Tetapi Maduro membantah bahwa negaranya menderita darurat kemanusiaan dan mengklaim tidak lebih dari 800.000 orang telah melarikan diri.

"Venezuela tidak memiliki krisis kemanusiaan," katanya.

"Venezuela memiliki krisis politik. Venezuela mengalami krisis ekonomi ... Banyak orang telah tertipu, dan pergi meninggalkan negara ini. Kami akan segera kembali meraih kejayaan," pungkas Maduro.

 

Simak video pilihan berikut: 

 

2 dari 2 halaman

Maduro Siap Bertarung dengan Musuh Kuat

Sementara itu, ditanya apa tantangan pemerintahannya terhadap serangan pemimpin oposisi, Juan Guaido, dan sekutu internasionalnya termasuk AS, Maduro menyebut akan "maju ke dalam pertarungan yang keras dengan musuh kuat".

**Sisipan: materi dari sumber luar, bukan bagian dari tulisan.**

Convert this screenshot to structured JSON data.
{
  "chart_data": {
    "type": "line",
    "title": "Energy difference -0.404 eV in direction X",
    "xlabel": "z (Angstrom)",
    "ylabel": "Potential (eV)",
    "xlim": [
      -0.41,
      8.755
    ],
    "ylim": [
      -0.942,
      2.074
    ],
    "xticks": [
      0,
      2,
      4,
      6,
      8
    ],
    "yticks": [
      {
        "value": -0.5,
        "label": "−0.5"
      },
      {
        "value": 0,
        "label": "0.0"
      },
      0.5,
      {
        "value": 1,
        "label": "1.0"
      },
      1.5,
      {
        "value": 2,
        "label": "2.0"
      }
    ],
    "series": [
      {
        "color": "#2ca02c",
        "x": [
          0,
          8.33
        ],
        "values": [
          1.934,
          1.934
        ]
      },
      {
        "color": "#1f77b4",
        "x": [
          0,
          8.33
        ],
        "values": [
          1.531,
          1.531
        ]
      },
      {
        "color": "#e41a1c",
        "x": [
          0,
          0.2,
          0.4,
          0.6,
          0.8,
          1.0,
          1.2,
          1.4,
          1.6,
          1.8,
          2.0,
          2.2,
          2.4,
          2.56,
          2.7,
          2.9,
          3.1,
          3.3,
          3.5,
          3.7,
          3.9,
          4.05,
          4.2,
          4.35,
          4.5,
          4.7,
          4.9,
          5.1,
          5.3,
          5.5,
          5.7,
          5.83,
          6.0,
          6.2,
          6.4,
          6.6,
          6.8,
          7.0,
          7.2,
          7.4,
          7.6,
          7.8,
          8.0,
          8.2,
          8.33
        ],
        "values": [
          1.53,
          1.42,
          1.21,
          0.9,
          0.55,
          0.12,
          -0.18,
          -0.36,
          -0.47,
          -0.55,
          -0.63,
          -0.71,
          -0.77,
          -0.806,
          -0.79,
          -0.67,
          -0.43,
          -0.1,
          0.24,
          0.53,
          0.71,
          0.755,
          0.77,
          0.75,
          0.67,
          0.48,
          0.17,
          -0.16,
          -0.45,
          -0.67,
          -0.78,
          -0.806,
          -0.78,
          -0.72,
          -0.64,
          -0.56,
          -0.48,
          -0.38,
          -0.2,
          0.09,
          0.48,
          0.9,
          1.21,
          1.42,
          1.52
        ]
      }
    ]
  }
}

"Mereka menggunakan palu godam alih-alih sarung tinju," kata Maduro tentang AS, yang menurutnya, berusaha menggulingkannya untuk merebut minyak Venezuela.

"Tapi itu seperti David melawan Goliath," Maduro melanjutkan.

"Kami juga memiliki senjata rahasia, dan kami memiliki jurus jitu. Ayunan tinju David ada di tangan kita," lanjutnya yakin.

Maduro juga mengirim pesan kepada lawannya, Juan Guaido, yang mengklaim sebagai "presiden interim" Venezuela pada 23 Januari, di mana berisiko memicu pertarungan peuncak antara kedua belah pihak.

"Pikirkan baik-baik tentang apa yang Anda lakukan," katanya, mendesak Guaido "untuk meninggalkan strategi kudeta yang busuk".

Ditanya apakah dia takut bahwa Venezuela dapat terjerumus ke dalam perang oleh krisis, Maduro mengatakan: "Semuanya tergantung pada tingkat kegilaan dan agresi imperialisme utara dan sekutu baratnya. Itu bukan urusan kita ... Kita sedang bersiap untuk membela hak kita untuk perdamaian."

Berbicara kepada CBS pada hari Minggu, Trump mengatakan dia telah menolak pembicaraan dengan Maduro "karena begitu banyak hal mengerikan telah terjadi di Venezuela".

Ditanya apakah tindakan militer itu mungkin, dia menjawab: "Ya saya tidak ingin mengatakan itu. Tapi tentu saja itu adalah sesuatu yang ada, dan itu adalah pilihan."

Dengan meningkatnya krisis, Maduro telah melakukan kunjungan hampir setiap hari ke unit-unit militer dalam upaya nyata untuk memproyeksikan kekuatan.